The fastest way to remove chickpea skins is to rub cooked chickpeas between two kitchen towels, which loosens most skins in under a minute. For a more thorough result, you can pinch each chickpea individually, though peeling a single 15-ounce can this way takes roughly 15 minutes. The method you choose depends on how many chickpeas you’re working with and how smooth you need the final result to be.
Why Bother Peeling Chickpeas
Chickpea skins are perfectly safe to eat, and many cooks skip this step entirely. But if you’re making hummus, falafel, or any dish where a silky texture matters, the skins are what stand between you and a truly smooth result. They create a slightly gritty mouthfeel and a duller appearance in finished dishes. Removing them produces hummus with a noticeably creamier consistency.
There’s also a digestive angle. Chickpeas contain sugars called alpha galacto-oligosaccharides (raffinose, stachyose, and verbascose) that your body can’t fully break down, which leads to gas and bloating. Removing the hulls reduces excess fiber content that contributes to these effects. If chickpeas tend to bother your stomach, peeling them may help.
The Towel Method for Large Batches
This is the go-to technique when you’re working with a full can or pot of chickpeas. Spread your cooked chickpeas on a clean kitchen towel or a few layers of paper towels. Place another towel on top, then gently roll and rub the chickpeas back and forth. The friction loosens most of the skins without you touching a single bean. Gather the loose skins and discard them, then pick through for any that held on tight.
This method won’t get every last skin, but it handles the majority with very little effort. It’s the best option when you’re okay with a “good enough” peel rather than perfection.
The Pinch Method for a Perfect Peel
If you want every skin removed, you’ll need to go one by one. Pick up a chickpea between your thumb and forefinger and give it a gentle squeeze. The skin splits and the chickpea slides right out. It’s simple and oddly satisfying, but it takes time. Peeling a standard 15-ounce can this way takes about 15 minutes at a brisk pace.
A good compromise: start with the towel method to knock off the easy skins, then pinch the stubborn ones individually. This cuts the hands-on time significantly.
The Baking Soda Shortcut
Baking soda creates an alkaline environment that breaks down pectin, the compound holding the skins to the chickpea. This softens the skins so thoroughly that many will fall apart during cooking and rinse away with water. The standard ratio is 1 teaspoon of baking soda per cup of dried chickpeas.
You have two options. The first is to add baking soda to the soaking water overnight before cooking. This gives the alkaline solution hours to work on the skins. The second is to add it directly to the cooking water. Either way, the skins will be dramatically easier to remove after cooking, and many will have already separated on their own. Just rinse the chickpeas well afterward, since residual baking soda can leave a slightly soapy taste.
This method works best with dried chickpeas you’re cooking from scratch. If you’re starting with canned chickpeas, the towel and pinch methods are your main options since the cooking is already done.

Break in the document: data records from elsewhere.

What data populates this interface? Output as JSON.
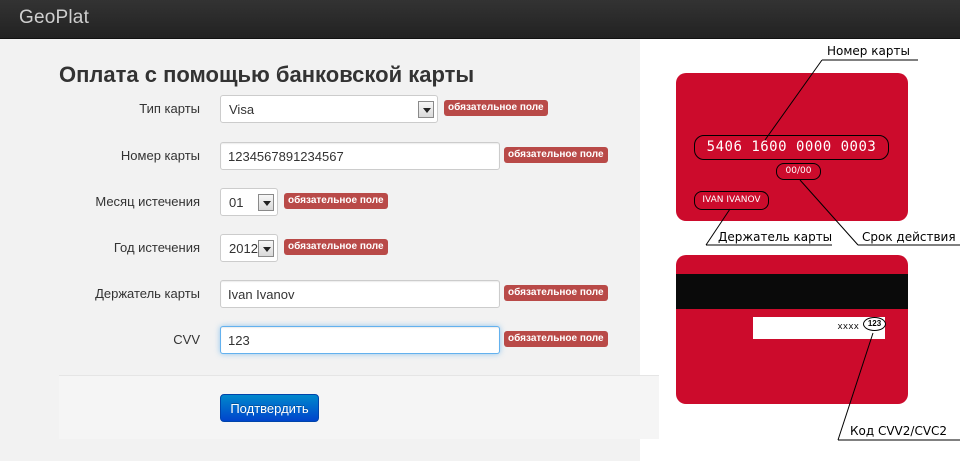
{
  "navbar": {
    "brand": "GeoPlat"
  },
  "page": {
    "title": "Оплата с помощью банковской карты"
  },
  "required_badge": "обязательное поле",
  "form": {
    "card_type": {
      "label": "Тип карты",
      "value": "Visa"
    },
    "card_number": {
      "label": "Номер карты",
      "value": "1234567891234567"
    },
    "exp_month": {
      "label": "Месяц истечения",
      "value": "01"
    },
    "exp_year": {
      "label": "Год истечения",
      "value": "2012"
    },
    "card_holder": {
      "label": "Держатель карты",
      "value": "Ivan Ivanov"
    },
    "cvv": {
      "label": "CVV",
      "value": "123"
    },
    "submit_label": "Подтвердить"
  },
  "illustration": {
    "front": {
      "number": "5406 1600 0000 0003",
      "expiry": "00/00",
      "holder": "IVAN IVANOV"
    },
    "back": {
      "signature_text": "xxxx",
      "cvv": "123"
    },
    "callouts": {
      "number": "Номер карты",
      "holder": "Держатель карты",
      "expiry": "Срок действия",
      "cvv": "Код CVV2/CVC2"
    },
    "colors": {
      "card": "#cc0b2c",
      "stripe": "#0a0a0a"
    }
  }
}
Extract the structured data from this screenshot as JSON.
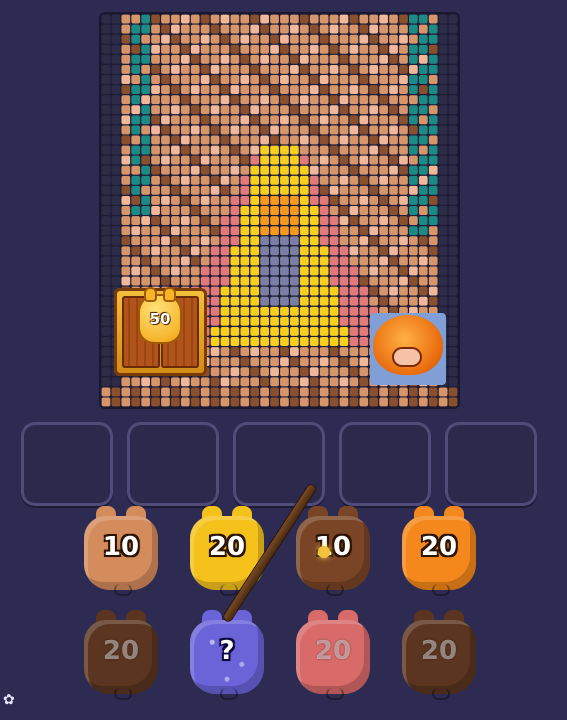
{
  "board": {
    "mosaic_colors": {
      "teal": "#1c8b86",
      "brown_light": "#d7956a",
      "brown_dark": "#8a4f2c",
      "pink": "#e27a7a",
      "yellow": "#f7cf1f",
      "orange": "#f59a1c",
      "gray_blue": "#7b7fa3",
      "dark": "#2c2b48",
      "peach": "#f0b898"
    },
    "chest_value": "50",
    "pig_piece_icon": "pumpkin-pig-icon"
  },
  "slots": [
    {
      "state": "empty"
    },
    {
      "state": "empty"
    },
    {
      "state": "empty"
    },
    {
      "state": "empty"
    },
    {
      "state": "empty"
    }
  ],
  "pigs_row1": [
    {
      "value": "10",
      "color": "#d48c5c"
    },
    {
      "value": "20",
      "color": "#f4c21b"
    },
    {
      "value": "10",
      "color": "#7a4526"
    },
    {
      "value": "20",
      "color": "#f5881c"
    }
  ],
  "pigs_row2": [
    {
      "value": "20",
      "color": "#5b3520"
    },
    {
      "value": "?",
      "color": "#6b63d8"
    },
    {
      "value": "20",
      "color": "#d86a6a"
    },
    {
      "value": "20",
      "color": "#5b3520"
    }
  ],
  "tool_icon": "wand-icon",
  "settings_icon": "gear-icon"
}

Canned vs. Dried Chickpeas
Canned chickpeas are already soft, so their skins slip off fairly easily with either the towel or pinch method. Drain and rinse them first, then proceed with whichever technique you prefer. Some cooks submerge the drained chickpeas in a bowl of water and gently agitate them. Loose skins float to the surface where you can skim them off.
Dried chickpeas give you more control because you can add baking soda during soaking or cooking. The trade-off is time: you need to soak them (ideally overnight) and cook them before peeling becomes possible. But the baking soda method makes the actual peeling step almost effortless compared to working with canned chickpeas, since many skins will have already dissolved.
What You Lose by Peeling
The skins are where a good portion of chickpeas’ insoluble fiber lives. Research on different chickpea varieties found that removing the hull reduced cellulose content by 12 to 26 percent, hemicellulose by 25 to 34 percent, and lignin by about 19 to 27 percent, depending on the variety. Kabuli chickpeas (the large, pale type most common in Western grocery stores) lost less fiber because their seed coat is thinner to begin with.
If you’re eating chickpeas specifically for their fiber content, keeping the skins on preserves more of that benefit. But if your priority is texture or digestive comfort, the fiber trade-off is modest. You’re still eating a high-fiber, high-protein legume. The hull is just one piece of the nutritional picture.
Matching the Method to the Dish
For hummus, peeling is worth the effort. The difference between peeled and unpeeled hummus is immediately noticeable: smoother, lighter, and more cohesive. The baking soda method with dried chickpeas, followed by a quick towel rub, is the most efficient path to restaurant-quality results.
For roasted chickpea snacks, salads, stews, or curries, peeling is unnecessary. The skins add a bit of texture that works fine in chunky dishes, and the visual difference is negligible when chickpeas are mixed with other ingredients. Save yourself the 15 minutes and put it toward something else.